The lie irritated him. He raised his fist in a denunciatory gesture. With a cry of terror, like a snared rabbit's, she clapped her hands to her face and shrank, cowering, to the farther corner of the room.

“My God!” cried John, aghast at the realization of what had happened. “Did you think I was going to hit you?”

He stood staring at the little, undeveloped, rawboned, quivering creature. Her assumption of his right to strike her, of his capability of striking her, of the certainty that he would strike her, held him in amazed horror. The phantasmagorical to him was the normal to her. He had to wait a few moments before recovering command of his faculties. Then he went up to her.

“Unity, my dear—”

He put his arm about her, led her to his writing-chair, and kept his arm round her when he sat down.

“There, there, my child,” said he, clutching at her side nervously in his great grasp, “you misunderstood entirely.” In his own horrified dismay he had forgotten for the moment her wickedness. He could find no words save incoherences of reassurance. She made no response, but kept her hands before her face, her finger-tips pressed with little livid edges of flesh into her forehead. And thus for a long while they remained.

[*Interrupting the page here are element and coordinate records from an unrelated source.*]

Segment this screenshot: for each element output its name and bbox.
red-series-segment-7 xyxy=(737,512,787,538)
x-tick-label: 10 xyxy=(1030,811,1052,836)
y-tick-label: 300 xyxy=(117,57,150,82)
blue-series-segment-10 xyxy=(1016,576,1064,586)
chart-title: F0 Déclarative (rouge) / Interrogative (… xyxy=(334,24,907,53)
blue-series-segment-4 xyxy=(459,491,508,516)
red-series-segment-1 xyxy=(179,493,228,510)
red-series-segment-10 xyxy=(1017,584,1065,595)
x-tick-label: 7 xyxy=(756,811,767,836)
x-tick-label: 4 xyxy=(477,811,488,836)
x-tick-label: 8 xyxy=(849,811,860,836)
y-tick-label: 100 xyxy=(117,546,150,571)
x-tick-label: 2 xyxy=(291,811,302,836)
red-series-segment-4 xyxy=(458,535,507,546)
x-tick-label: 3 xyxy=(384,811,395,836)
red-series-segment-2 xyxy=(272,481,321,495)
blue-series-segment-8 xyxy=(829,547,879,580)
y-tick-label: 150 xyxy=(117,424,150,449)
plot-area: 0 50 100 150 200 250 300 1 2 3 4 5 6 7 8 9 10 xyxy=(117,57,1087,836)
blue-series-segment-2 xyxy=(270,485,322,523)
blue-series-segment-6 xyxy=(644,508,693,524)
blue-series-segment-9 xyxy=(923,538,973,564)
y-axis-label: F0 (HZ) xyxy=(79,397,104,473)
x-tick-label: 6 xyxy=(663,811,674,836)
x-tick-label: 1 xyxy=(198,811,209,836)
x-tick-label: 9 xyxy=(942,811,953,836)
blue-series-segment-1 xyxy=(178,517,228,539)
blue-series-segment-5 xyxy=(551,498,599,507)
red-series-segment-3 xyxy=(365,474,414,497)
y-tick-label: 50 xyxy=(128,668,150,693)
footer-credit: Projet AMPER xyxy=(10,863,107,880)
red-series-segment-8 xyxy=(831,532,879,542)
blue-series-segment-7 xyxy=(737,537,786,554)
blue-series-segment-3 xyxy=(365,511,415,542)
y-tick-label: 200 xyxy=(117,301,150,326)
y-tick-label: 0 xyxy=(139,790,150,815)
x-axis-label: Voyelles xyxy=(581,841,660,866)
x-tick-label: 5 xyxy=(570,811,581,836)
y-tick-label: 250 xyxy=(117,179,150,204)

“I was n't going to punish you for breaking the figure,” he explained at last. “You did n't do it on purpose, did you?”

She shook her head.

“What made me angry was your telling me a lie; but I never dreamed of hurting you. I would sooner kill myself than hurt you,” he said, with a shudder. Then, with an intuition that came from the high gods, he added, “I would just as soon think of hurting Miss Stella, who gave me the little shepherd you broke.”

To John's amazement,—for what does a man know of female orphans, or of female anything, for the matter of that?—Unity tore herself away from him and, falling in a poor little lump on the floor, burst into a wild passion of tears and sobs. John, not knowing what else to do, stooped down and patted her shoulders in an aimless way. Then with a vague consciousness that she were best alone, he went softly out of the room.